Because it's a good feeling. It's that feeling of excited exhaustion.
The lights are on outside, the dog it upstairs with K, and Kelle Hampton's music selection is blasting over the squeaky toy that I'm so glad I don't have to deal with right now.
This may not last, but I'm excited for work tomorrow. I'm looking forward to the full week. April is here and it is a great month, showers and all. It starts out cool and reminds me of my roots. Cool air blowing with overcast clouds in the sky. It hits my cheek and I feel like I'm in mossy woods. The rain finishes out the day and pitter-patters against the open window. The month ends in full bloom, with sun covering every corner. And, even though I'll be in an office all day, I do not fret because that office of mine has eight windows. I will be there, right along April, the whole time.

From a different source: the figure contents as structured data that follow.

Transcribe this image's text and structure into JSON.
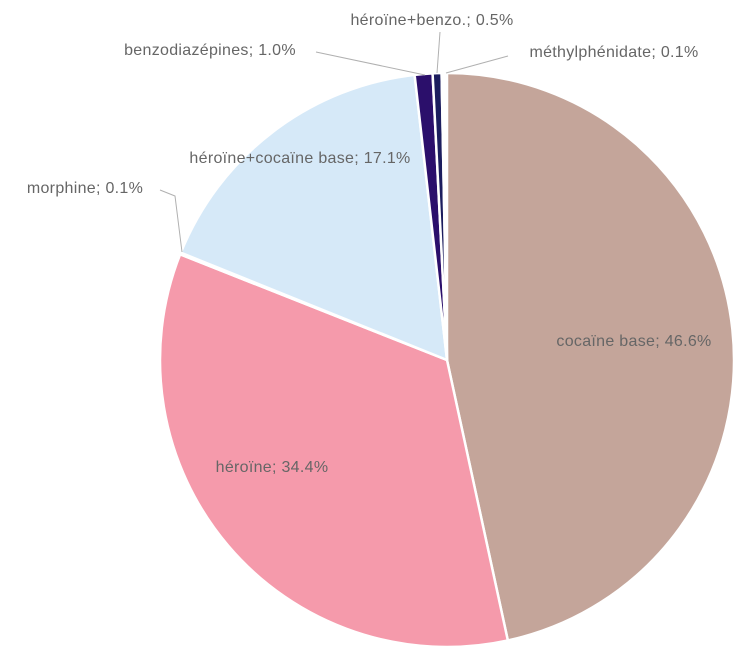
{
  "chart_data": {
    "type": "pie",
    "values": [
      46.6,
      34.4,
      0.1,
      17.1,
      1.0,
      0.5,
      0.1
    ],
    "value_labels": [
      "cocaïne base; 46.6%",
      "héroïne; 34.4%",
      "morphine; 0.1%",
      "héroïne+cocaïne base; 17.1%",
      "benzodiazépines; 1.0%",
      "héroïne+benzo.; 0.5%",
      "méthylphénidate; 0.1%"
    ],
    "colors": [
      "#c4a59a",
      "#f59aab",
      "#9e9e9e",
      "#d6e9f8",
      "#2b0f6b",
      "#1c1d5e",
      "#2a6496"
    ]
  }
}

I may be happy tonight because I might have had a wonderfully perfect Sunday. It started off with a three hour talk with Theresa. I did not brush my teeth until two o'clock because we caught up, each of us having that be the first thing we did today. A talk with her is good for the soul. We just get it and we know it.
And thus started my day of advice. Because I know she calls to check in, and I know she calls to renew her spirit, and I know she also calls because she needs someone who can help. So, I gave advice and I listened. When it comes to Theresa, I am a very good girlfriend. She's taught me how.
Then the advice continued. With my mom who was hurt from another disappointment. To K, who is overwhelmed and just needed to get away from the books for awhile. And even to Lilly, who I advised not to chew on that stick.
I'm not an expert at much. I'm a good nurse, an amateur gardener, a lapsed pianist, a first time dog-mother. But, it feels good to know that others trust me for my advice.
So, inspired by that trust, I spent the afternoon gardening and searching. Gardening by planting peas and scavenging the woods for the perfect sticks to hold up green beans. I worked up a sweat, which made that cool breeze even homier. I finished at dusk, satisfied that onion sets and peas were resting beneath the dirt. Then, I plugged in the lights that I may not unplug tonight, and kicked off my shoes.
That feeling of grass against bare feet was what I've been waiting for all winter long. Hello Spring, stay awhile.
And searching. Because I started my day with Theresa, I wanted to end the day as well. So, I scoured book shelves across town, until I was satisfied with the right ones to send her way. I chose perfectly dainty stationary to write what advice I had left. And, I chose for her an inspirational journal, because that's what every girl needs. Like mine, but with pretty little birds.
I wrote her a note and talked about the books and all the things that make me happy. So that she could use them on days that I'm not there. Like Ingrid Michaelson. And Kelle Hampton's blog. And making lists of beautiful things. Then I wrote her some things in that journal, to get her started. Sprawled out all over the bed, music still blaring, but dog toy silenced now, I feverishly write words that got me through it.
Like:
Bite off more than you can chew. Then chew it.
Hope rises with the sun each day. Remember, its even behind the clouds.
and
In the depth of winter, I finally learned that within me, there lay an invincible Summer.
I may not be an expert at most things.
But, I know now when the day should be seized and I know how to do it.